Create Your Own PubChem Datasets - Exporting Results As SD Files
Recently, I needed to create a subset of the PubChem database in Structure Data File (SD File) format. Although it's far from obvious how to do this, the capability does exist. In this article, I'll give a step-by-step procedure for creating custom datasets in SD File format from arbitrary PubChem structure queries.
Create and Execute the Query
Let's say we want to create a dataset in SD File format containing all N-Boc-protected piperidines registered in PubChem.
From the main PubChem site, choose the Structure Search link. Then click the "Sketch" button.
Next, draw your molecule in the 2D structure editor:
Then click the "Done" button.
Before starting the query (by clicking the "Search" button), be sure to select the "Substructure" option under "Search Type."
Exporting the Results
You should now be looking at a screen containing the first few hits of a 7700+ hitset. But how do we export these results in SD Format?

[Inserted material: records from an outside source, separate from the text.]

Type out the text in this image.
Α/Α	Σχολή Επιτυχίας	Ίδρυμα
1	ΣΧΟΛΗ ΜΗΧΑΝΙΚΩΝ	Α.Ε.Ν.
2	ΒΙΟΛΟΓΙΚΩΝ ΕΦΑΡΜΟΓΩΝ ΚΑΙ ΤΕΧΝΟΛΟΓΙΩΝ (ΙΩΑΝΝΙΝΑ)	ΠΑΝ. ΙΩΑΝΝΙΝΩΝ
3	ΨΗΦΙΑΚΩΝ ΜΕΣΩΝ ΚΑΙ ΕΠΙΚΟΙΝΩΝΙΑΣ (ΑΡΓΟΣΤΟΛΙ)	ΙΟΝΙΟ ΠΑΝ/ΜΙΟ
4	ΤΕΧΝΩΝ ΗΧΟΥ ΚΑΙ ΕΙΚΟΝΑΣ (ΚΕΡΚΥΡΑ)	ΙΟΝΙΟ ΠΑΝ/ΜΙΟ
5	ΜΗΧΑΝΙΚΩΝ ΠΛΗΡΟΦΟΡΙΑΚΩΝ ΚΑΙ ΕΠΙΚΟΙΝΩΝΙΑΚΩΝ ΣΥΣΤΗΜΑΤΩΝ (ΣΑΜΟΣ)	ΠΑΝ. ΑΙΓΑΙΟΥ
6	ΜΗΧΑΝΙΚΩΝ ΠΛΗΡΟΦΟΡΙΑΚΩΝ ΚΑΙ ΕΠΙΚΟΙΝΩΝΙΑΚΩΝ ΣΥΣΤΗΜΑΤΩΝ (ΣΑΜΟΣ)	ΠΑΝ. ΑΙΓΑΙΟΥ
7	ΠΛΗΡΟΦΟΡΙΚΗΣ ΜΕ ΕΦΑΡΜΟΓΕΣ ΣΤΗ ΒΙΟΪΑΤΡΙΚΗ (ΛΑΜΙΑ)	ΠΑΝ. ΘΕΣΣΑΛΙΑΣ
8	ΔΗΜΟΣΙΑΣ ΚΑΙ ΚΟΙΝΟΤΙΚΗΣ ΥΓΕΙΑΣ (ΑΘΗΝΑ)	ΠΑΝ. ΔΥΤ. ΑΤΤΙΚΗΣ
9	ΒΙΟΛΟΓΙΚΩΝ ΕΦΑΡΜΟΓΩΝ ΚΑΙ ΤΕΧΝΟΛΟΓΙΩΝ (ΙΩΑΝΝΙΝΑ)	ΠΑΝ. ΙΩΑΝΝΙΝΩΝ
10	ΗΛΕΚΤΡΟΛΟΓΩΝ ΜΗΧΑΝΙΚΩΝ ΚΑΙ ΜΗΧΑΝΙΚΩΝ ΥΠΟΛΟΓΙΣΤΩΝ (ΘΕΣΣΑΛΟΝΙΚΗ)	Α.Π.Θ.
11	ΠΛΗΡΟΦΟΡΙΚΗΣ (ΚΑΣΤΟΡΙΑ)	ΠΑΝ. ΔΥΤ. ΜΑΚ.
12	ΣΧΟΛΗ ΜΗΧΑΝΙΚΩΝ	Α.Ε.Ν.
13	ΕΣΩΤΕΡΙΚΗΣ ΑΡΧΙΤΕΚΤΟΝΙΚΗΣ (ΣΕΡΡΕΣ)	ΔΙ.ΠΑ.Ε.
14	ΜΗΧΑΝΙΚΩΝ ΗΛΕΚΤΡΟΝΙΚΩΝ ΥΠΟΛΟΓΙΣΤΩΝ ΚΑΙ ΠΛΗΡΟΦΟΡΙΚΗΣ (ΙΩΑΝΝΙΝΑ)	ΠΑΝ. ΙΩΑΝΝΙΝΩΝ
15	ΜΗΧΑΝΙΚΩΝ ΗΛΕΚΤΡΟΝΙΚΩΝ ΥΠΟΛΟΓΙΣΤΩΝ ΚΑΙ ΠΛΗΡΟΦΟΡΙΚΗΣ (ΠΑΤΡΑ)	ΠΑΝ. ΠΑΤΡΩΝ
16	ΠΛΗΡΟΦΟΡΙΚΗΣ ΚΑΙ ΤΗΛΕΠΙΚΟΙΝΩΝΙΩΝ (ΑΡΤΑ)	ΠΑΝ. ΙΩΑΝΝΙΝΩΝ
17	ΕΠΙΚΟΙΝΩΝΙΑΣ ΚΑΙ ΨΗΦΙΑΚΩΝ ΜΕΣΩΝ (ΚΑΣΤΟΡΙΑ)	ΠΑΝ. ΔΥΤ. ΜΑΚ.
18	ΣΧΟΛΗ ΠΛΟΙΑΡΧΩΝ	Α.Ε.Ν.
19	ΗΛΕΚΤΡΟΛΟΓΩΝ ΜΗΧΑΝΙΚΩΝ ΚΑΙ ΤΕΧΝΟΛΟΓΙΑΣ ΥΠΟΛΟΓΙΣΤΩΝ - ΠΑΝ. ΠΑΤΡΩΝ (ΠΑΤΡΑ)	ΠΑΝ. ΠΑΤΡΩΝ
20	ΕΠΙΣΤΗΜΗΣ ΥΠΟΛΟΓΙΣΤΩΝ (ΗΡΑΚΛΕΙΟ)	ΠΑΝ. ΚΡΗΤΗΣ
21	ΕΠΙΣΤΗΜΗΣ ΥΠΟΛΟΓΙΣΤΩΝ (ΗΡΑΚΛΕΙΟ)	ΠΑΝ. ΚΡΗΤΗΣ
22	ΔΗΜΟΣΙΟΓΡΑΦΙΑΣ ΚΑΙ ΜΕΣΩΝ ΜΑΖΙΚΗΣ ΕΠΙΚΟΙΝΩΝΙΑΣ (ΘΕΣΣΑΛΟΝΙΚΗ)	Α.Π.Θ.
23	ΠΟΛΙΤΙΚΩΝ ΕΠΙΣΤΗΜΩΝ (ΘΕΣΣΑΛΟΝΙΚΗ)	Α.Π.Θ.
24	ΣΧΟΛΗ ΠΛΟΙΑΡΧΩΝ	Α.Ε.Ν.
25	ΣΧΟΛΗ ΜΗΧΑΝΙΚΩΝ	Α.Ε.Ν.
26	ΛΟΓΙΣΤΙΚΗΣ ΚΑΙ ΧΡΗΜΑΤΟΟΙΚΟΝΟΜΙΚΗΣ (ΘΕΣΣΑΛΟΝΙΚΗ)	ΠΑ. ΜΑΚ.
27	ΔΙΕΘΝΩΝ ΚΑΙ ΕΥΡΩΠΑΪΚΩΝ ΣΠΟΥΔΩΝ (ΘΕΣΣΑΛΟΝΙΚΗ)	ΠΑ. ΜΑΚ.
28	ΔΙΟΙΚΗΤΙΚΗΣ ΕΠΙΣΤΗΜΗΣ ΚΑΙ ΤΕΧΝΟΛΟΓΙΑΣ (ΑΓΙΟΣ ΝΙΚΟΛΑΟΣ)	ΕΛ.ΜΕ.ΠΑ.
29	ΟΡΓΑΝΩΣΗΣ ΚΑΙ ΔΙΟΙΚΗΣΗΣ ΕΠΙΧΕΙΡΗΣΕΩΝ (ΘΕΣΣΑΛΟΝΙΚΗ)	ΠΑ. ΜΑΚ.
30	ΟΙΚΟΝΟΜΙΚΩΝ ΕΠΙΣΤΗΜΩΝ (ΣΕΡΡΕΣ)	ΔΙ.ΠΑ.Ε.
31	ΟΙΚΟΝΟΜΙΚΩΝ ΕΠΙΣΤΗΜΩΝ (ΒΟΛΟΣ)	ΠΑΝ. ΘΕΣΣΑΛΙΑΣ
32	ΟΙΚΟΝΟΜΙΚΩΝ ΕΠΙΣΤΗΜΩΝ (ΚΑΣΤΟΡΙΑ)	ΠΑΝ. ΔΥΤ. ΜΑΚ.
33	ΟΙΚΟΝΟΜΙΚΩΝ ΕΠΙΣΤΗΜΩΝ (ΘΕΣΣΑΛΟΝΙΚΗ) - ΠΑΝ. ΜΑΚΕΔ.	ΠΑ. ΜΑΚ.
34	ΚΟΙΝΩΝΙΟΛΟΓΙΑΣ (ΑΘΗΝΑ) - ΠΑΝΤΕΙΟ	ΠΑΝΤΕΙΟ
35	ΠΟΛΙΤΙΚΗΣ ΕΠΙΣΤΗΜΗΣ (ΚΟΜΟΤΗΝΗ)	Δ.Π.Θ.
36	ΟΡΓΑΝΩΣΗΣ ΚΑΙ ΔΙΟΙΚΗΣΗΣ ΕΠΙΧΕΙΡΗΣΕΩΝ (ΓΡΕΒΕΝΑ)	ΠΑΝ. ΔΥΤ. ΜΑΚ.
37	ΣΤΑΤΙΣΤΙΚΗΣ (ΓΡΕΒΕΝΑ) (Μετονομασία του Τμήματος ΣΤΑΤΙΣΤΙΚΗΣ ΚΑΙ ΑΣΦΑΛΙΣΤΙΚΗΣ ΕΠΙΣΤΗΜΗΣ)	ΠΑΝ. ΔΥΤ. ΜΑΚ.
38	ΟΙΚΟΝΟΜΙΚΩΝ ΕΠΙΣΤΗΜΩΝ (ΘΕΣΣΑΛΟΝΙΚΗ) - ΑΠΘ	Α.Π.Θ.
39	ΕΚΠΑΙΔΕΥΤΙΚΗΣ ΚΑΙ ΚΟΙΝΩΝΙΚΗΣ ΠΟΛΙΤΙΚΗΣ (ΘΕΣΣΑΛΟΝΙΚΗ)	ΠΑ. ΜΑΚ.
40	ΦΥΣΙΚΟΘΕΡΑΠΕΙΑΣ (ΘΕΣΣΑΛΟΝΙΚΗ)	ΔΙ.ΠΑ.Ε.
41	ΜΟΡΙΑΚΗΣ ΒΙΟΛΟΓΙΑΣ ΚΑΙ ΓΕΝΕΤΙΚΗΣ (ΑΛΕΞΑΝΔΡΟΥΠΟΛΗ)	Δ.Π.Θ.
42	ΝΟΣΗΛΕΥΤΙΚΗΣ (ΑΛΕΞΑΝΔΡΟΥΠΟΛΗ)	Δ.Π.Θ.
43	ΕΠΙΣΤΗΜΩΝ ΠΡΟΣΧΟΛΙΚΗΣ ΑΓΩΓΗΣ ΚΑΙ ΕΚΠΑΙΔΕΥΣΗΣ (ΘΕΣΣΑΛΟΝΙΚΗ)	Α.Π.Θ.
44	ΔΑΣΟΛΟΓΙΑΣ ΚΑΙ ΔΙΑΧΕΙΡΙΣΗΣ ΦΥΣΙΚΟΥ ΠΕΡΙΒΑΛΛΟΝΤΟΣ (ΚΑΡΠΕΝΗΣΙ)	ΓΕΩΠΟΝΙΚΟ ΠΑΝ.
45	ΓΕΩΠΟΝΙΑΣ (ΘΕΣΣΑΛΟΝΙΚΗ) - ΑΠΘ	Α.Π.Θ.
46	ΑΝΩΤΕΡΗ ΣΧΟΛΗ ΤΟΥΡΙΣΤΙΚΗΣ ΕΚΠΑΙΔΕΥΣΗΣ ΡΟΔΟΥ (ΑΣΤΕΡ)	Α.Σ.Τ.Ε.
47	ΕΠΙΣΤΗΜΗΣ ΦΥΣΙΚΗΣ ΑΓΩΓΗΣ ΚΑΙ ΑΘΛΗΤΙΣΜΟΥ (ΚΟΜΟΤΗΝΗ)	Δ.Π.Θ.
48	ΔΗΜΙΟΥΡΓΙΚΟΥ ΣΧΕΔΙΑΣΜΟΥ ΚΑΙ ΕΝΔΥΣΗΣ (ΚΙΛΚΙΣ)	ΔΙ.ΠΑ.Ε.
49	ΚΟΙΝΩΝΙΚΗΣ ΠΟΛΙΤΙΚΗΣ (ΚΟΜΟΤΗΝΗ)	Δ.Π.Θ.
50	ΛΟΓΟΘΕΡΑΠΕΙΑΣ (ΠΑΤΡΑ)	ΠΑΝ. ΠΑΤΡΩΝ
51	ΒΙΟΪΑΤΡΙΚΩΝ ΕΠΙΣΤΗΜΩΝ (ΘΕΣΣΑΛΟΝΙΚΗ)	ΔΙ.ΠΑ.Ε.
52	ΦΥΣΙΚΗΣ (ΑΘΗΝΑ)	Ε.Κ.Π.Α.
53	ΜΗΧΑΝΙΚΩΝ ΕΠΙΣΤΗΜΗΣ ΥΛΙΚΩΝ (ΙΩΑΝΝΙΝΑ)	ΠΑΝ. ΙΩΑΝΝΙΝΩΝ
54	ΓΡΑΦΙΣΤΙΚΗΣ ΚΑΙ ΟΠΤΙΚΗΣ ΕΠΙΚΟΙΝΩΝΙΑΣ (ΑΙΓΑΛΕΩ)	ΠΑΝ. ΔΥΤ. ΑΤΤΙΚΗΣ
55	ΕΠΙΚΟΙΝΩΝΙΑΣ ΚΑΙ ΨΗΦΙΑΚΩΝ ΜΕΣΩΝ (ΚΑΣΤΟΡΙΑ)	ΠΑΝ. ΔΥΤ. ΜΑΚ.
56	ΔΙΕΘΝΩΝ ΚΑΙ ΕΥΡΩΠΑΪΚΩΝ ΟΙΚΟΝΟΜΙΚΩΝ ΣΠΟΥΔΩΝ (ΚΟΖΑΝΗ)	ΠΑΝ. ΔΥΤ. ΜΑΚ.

Next to a field labeled "Display", you'll see a drop-down box containing several different options. Choose the one labeled "PubChem Download."
You'll be redirected to a download page from which you can select output formats, including SDF, or SD File. You can also select a compression type (datasets of even 2000 records can be quite large uncompressed). For this example, we'll select SDF format with GZip compression.
Clicking on the "Download" button takes us to a status page that eventually informs us when our download has been processed. You should then get a "Save File" dialog or something similar. If not, you should see a link to the compressed SD file.
Downloading the results file completes the process.